Mozart’s C minor Mass Completed

Mozart
Thamos, King of Egypt – Incidental Music, K345 [selections]
Mass in C minor, K427 [reconstructed by Philip Wilby for the New Novello Choral Edition; London premiere]

Helen Meyerhoff (soprano)
Bernadette Lord (soprano)
Julian Stocker (tenor)
Giles Underwood (baritone)

London Concert Choir

Counterpoint
Mark Forkgen


Reviewed by: Douglas Cooksey

Reviewed: 10 July, 2006
Venue: Cadogan Hall, London

Last week saw the publication of a print of the only photograph of Constanze, Mozart’s widow (née Weber). Taken in 1840 when Constanze was 78, it was found recently in archives in the South German town of Altötting. (She is identified as sitting bottom-left.) By coincidence, a few days later brought the London premiere of a ‘completed’ version by the musicologist Peter Wilby of the Mass that Mozart vowed to his father he would write if he could marry Constanze. With Leopold’s reluctant approval the marriage took place in 1782 and the Mass was written, receiving its first performance in 1783 with Constanze singing the first-soprano part.
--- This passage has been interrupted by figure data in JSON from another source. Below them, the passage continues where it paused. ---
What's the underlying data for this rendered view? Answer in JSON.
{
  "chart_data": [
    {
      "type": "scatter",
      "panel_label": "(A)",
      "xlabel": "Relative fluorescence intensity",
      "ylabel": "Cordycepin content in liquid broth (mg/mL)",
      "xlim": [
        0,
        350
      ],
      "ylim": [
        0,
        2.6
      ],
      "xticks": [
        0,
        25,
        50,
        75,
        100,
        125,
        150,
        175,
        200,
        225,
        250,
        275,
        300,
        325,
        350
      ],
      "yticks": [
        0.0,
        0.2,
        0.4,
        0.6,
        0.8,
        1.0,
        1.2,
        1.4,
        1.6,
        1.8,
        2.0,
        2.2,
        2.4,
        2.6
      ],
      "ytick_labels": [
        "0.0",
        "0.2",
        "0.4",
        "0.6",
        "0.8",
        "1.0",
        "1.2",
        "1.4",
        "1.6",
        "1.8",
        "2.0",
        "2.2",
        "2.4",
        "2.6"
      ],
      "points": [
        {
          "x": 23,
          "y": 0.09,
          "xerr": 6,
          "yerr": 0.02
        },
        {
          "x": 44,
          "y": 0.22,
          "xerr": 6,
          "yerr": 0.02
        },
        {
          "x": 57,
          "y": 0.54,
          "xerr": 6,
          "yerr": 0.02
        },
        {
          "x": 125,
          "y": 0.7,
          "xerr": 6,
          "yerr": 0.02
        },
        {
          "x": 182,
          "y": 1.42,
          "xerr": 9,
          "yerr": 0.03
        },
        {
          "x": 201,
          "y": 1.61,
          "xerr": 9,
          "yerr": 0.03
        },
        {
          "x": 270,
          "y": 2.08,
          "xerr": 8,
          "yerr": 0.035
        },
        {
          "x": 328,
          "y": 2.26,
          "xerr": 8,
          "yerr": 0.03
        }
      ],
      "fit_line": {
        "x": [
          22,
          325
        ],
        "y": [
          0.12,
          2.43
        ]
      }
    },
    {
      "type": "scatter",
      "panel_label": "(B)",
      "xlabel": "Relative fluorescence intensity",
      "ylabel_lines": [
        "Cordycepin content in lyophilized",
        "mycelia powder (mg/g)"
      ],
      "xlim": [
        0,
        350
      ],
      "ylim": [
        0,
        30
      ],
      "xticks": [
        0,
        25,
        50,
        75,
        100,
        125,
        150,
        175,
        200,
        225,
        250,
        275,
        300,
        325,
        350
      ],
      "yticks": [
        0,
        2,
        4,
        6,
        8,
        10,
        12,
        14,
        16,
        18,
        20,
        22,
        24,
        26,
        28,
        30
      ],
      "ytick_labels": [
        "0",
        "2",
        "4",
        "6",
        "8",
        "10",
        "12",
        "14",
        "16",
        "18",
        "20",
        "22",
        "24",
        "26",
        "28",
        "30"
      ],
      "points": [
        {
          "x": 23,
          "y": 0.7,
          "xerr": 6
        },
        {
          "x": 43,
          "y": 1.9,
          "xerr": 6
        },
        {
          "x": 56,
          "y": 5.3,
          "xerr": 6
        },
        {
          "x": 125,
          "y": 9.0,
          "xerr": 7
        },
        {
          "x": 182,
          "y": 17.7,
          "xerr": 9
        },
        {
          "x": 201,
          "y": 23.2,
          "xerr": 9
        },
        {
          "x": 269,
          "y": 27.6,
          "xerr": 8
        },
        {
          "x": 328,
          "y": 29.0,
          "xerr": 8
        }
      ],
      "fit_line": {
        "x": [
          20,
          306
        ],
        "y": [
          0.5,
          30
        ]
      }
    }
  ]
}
All the indications are that Mozart intended a full six-movement ‘concert’ Mass on a much grander scale than his previous ‘liturgical’ Masses for Salzburg, and including a concluding ‘Agnus Dei’. However, as it has come down to us (and as previously performed) the Mass incomplete. For example, besides the ‘missing’ ‘Agnus Dei’, the ‘Credo’ is incomplete, lacking the ‘Crucifixus’, ‘Et in Spiritum Sanctam’ and ‘Et unam Sanctam’, as well as parts for trumpets, trombones and timpani.

Philip Wilby’s solution is best described as ‘Mostly Mozart’. Two years after setting the Mass in C minor, Mozart composed an Oratorio, “Davidde Penitente”, taking all the material from K427. Wilby has reconstructed the missing sections, particularly the ‘Credo’, using this material, and has composed a new ‘Agnus Dei’ using material from the opening ‘Kyrie eleison’ topped off with the imposing fugue ‘Cum Spiritu Sanctu’ which originally ended the ‘Gloria’, now brought back as ‘Dona Nobis Pacem’.

In Wilby’s favour, the resulting work seldom sounds like anything other than Mozart – hardly surprising since for the most part his solution has been to plug the gaps with Mozart – and the addition of brass and timpani at the start of the ‘Credo’ certainly sounds absolutely right.

Less convincing is the final ‘Agnus Dei’. Musicologically I am sure Wilby is right to bring the work to a rousing conclusion using the ‘Cum Spiritu Sanctu’ fugue, or at least Mozart himself would probably have done something like this. However, musically – having staged a wonderful coup de théâtre at the start of the ‘new’ ‘Agnus Dei’ by bringing back the ‘Christe eleison’ music from the ‘Kyrie’ (but now scored for the choir) – Wilby might have done better to have quit whilst he was ahead and bring the work full-circle to a tranquil and cathartic conclusion with a ‘Dona Nobis Pacem’ which echoes the work’s most memorable passage (rather than a hard-working fugue).

The ‘completed’ work received a full-blooded performance from the London Concert Choir (with about 120 singers) – at its best in the great Handelian choruses and with sophisticated playing from Counterpoint, a really excellent ‘period’ orchestra drawn from young ‘authentic performance’ specialists. The soloists were adequate rather than inspired but unfortunately inspiration is mandatory, especially in the florid writing for the two soprano soloists where Mozart clearly intended to show off his new bride’s vocal abilities.

Mark Forkgen has a mercifully clear beat but does little more, a pity given the responsive choir at his disposal and an orchestra of this quality. However, the performance was more than good enough to give a clear idea of the strengths of Wilby’s solution.

The evening opened with four extracts – the first and final choruses plus two orchestral interludes – from Mozart’s incidental music for ‘Thamos’ written when he was only 17 and which seem, with hindsight, to preview the Masonic music he would later write for “The Magic Flute”.

Increasingly popular as a venue – and rewarded with a full house on this occasion – Cadogan Hall really comes into its own for choral music. Heard here, the combination of a period-instrument orchestra and a substantial choir with soloists registered perfectly.

Robert Levin’s ‘completion’ of the C minor Mass is at the Proms on 8 September.